Termik santrallerin neden olduğu iklim değişikliğinin yol açtığı deniz seviyesi yükselmesi, kuraklıklar, seller, çeşitli böcek ve çekirgelerin tarım alanlarını istilası sonucunda gıda güvenliğinin yok olması, kıtlık, iklim göçleri, savaşlar ve güvenlik sorunları gibi insanlığın orta vadede geleceğini tehdit eden küresel sorunların yanı sıra, Covid -19 Corona virusu salgın hastalığında olduğu gibi kısa vadede küresel pandemilere de yol açarak Türk halkının ve gezegen halklarının yaşama hakkını ortadan kaldıran süreçlere evrilmiştir.

Termik santraller bir yandan Covid -19 küresel salgın hastalığına yol açan iklim değişikliğinin 1 numaralı sebebiyken, diğer yandan da havasını kirlettiği bölgelerde daha çok insanın hastalanmasına ve havası temiz olan bölgelere kıyasla oransal olarak da daha çok ölüme yol açmaktadırlar.   Öncelikle Covid -19 salgını nedeniyle, daha sonra da dilekçenin tamamında belirttiğimiz orta vadedeki hayati tehlikeler nedeniyle, iklim değişikliğine neden olan ve havasını kirlettiği bölgelerde Covid -19'dan daha çok sayıda insan ölmesine neden olan ülkemizde işletmede olan 30 kömürlü termik santralin  üretim lisanslarının iptal edilerek kapatılmalarını, üretim lisansı olan ancak işletmeye geçmemiş kömürlü  termik santrallerin de lisanslarının iptal edilmesini talep ediyoruz.

DEVLETLERİN KURUMSAL ÇÖKÜŞÜ

Termik santrallerin yol açtığı iklim değişikliğinin neden olduğu Covid -19 salgınını ve gelecekteki yeni Corona virus mutasyonlarını engellemek ve termik santrallerin kurulduğu bölgelerde meydana gelen hava kirliliğinin Covid -19 ölümlerini arttırıcı etkisinin önüne geçmek, HALK SAĞLIĞININ ve HALKIN YAŞAM HAKKININ KORUNMASI için Cumhurbaşkanına Anayasanın 104. maddesiyle verilen yetki ve görev, bu salgını ve sonuçlarını önlemek için gereken tedbirleri almaktır.

Termik santrallerin kapatılması ülkemizin geleceği ve milli güvenlik açısından da MİLLİ GÜVENLİK ÖZELİNDE de elzemdir.
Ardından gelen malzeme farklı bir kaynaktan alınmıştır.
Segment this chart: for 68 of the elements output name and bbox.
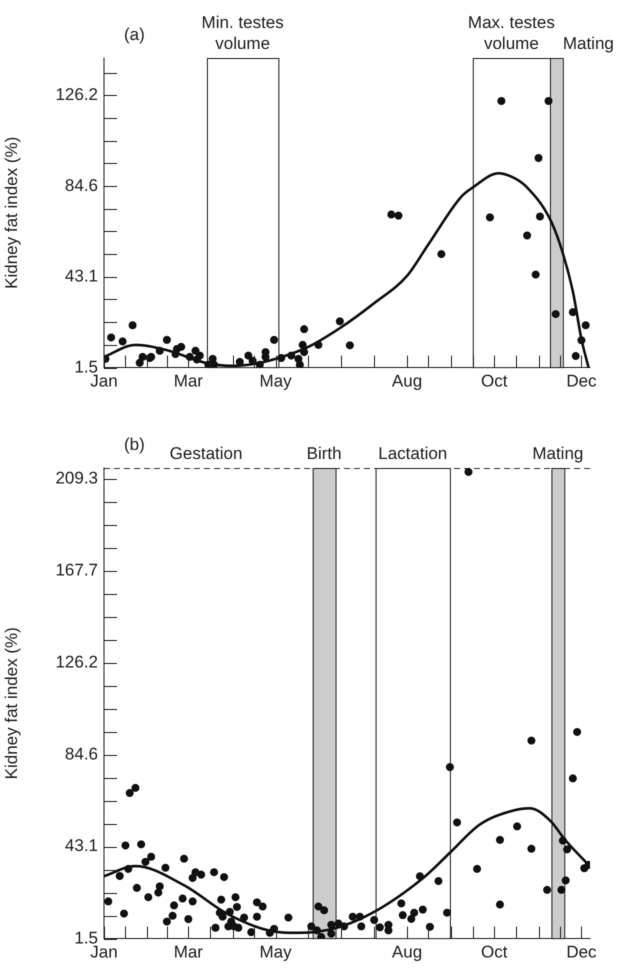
text: (a) <box>124 25 145 44</box>
x-tick-label: Aug <box>392 371 422 390</box>
point <box>156 346 164 355</box>
point <box>196 352 204 360</box>
x-tick-label: Aug <box>392 942 422 962</box>
x-tick-label: May <box>259 371 292 390</box>
point <box>394 212 402 220</box>
point <box>497 97 506 106</box>
y-tick-label: 126.2 <box>55 652 98 672</box>
point <box>568 308 577 316</box>
x-tick-label: Dec <box>566 942 598 962</box>
point <box>277 354 286 362</box>
point <box>534 154 543 162</box>
y-tick-label: 43.1 <box>64 266 98 286</box>
point <box>532 270 540 279</box>
y-tick-label: 84.6 <box>64 744 98 764</box>
x-tick-label: Oct <box>481 942 508 962</box>
point <box>536 212 544 221</box>
point <box>138 352 147 361</box>
x-tick-label: Dec <box>566 371 598 390</box>
point <box>300 325 308 334</box>
point <box>287 352 296 360</box>
point <box>552 310 560 318</box>
y-tick-label: 209.3 <box>55 468 98 488</box>
text: (b) <box>124 435 145 454</box>
point <box>118 337 127 346</box>
x-tick-label: May <box>259 942 292 962</box>
ref-line-label: Gestation <box>170 444 242 463</box>
y-tick-label: 126.2 <box>55 85 98 104</box>
band-label: Birth <box>306 444 342 463</box>
point <box>300 348 308 356</box>
x-tick-label: Mar <box>174 371 204 390</box>
y-axis-title: Kidney fat index (%) <box>2 627 21 780</box>
point <box>314 340 322 349</box>
y-tick-label: 43.1 <box>64 836 98 856</box>
point <box>128 321 137 330</box>
x-tick-label: Mar <box>174 942 204 962</box>
y-tick-label: 167.7 <box>55 560 98 580</box>
point <box>270 336 278 344</box>
band-label: Mating <box>532 444 584 463</box>
point <box>544 97 553 106</box>
point <box>162 336 171 344</box>
point <box>523 232 532 240</box>
point <box>387 210 396 219</box>
band-label: Max. testes volume <box>468 13 555 53</box>
band-label: Lactation <box>378 444 448 463</box>
band-label: Mating <box>562 34 614 53</box>
point <box>346 341 354 350</box>
point <box>437 250 446 258</box>
point <box>296 360 304 368</box>
point <box>256 360 264 368</box>
point <box>582 321 590 330</box>
point <box>210 360 218 368</box>
point <box>336 317 344 326</box>
point <box>577 336 586 344</box>
point <box>244 352 252 360</box>
point <box>486 213 494 222</box>
point <box>136 358 144 367</box>
y-tick-label: 84.6 <box>64 176 98 195</box>
band-label: Min. testes volume <box>202 13 284 53</box>
x-tick-label: Oct <box>481 371 508 390</box>
y-axis-title: Kidney fat index (%) <box>2 136 21 289</box>
x-tick-label: Jan <box>90 371 118 390</box>
point <box>298 340 307 349</box>
point <box>107 333 116 342</box>
point <box>572 352 580 360</box>
point <box>177 342 186 351</box>
x-tick-label: Jan <box>90 942 118 962</box>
Anayasamızın 104/13 . Maddesi de Cumhurbaşkanına "Milli güvenlik politikalarını belirlemek ve gerekli tedbirleri almak " yetki ve görevini vermiştir.
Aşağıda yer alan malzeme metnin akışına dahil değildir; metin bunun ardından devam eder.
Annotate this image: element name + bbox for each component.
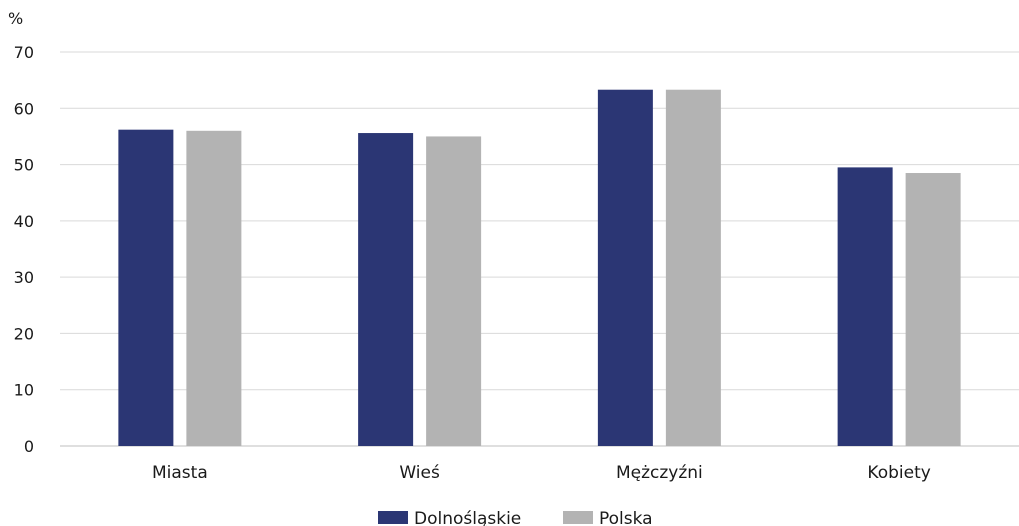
x-category-label: Miasta [152,463,208,483]
bar-polska [665,89,721,446]
legend: Dolnośląskie Polska [378,509,653,526]
bar-dolnoslaskie [358,133,414,446]
x-category-label: Wieś [399,463,440,483]
y-axis-unit: % [8,9,23,28]
y-axis-ticks: 0 10 20 30 40 50 60 70 [14,43,34,456]
y-tick-label: 60 [14,99,34,118]
bar-polska [905,173,961,446]
y-tick-label: 0 [24,437,34,456]
x-category-label: Kobiety [867,463,930,483]
bar-dolnoslaskie [837,167,893,446]
bars [118,89,961,447]
y-tick-label: 50 [14,156,34,175]
legend-swatch [378,511,408,524]
legend-swatch [563,511,593,524]
x-axis-categories: Miasta Wieś Mężczyźni Kobiety [152,463,931,483]
bar-polska [426,136,482,446]
bar-polska [186,130,242,447]
y-tick-label: 30 [14,268,34,287]
y-tick-label: 20 [14,324,34,343]
y-tick-label: 10 [14,381,34,400]
legend-label: Polska [599,509,653,526]
bar-dolnoslaskie [597,89,653,446]
x-category-label: Mężczyźni [616,463,703,483]
y-tick-label: 40 [14,212,34,231]
legend-label: Dolnośląskie [414,509,521,526]
bar-dolnoslaskie [118,129,174,446]
y-tick-label: 70 [14,43,34,62]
Bilimsel delilleriyle açıkladığımız üzere termik santrallerin neden olduğu iklim değişikliğinin yol açtığı Covid-19 salgını ve salgının yarattığı muhtelif riskler, yine iklim değişikliğinin yol açtığı Doğu Akdeniz -Ortadoğu bölgesindeki İKLİM GÖÇLERİ, SU ve YİYECEK SAVAŞLARI 'nın KÜRESEL SÜREÇLERE EVRİLMESİ olasılıkları gerçeğe dönüşürken, SAĞLIK -ADALET -EĞİTİM hizmetlerinin ve DEVLETLERİN KURUMSAL ÇÖKÜŞÜNÜ de beraberinde getirebilecektir.” Denildi.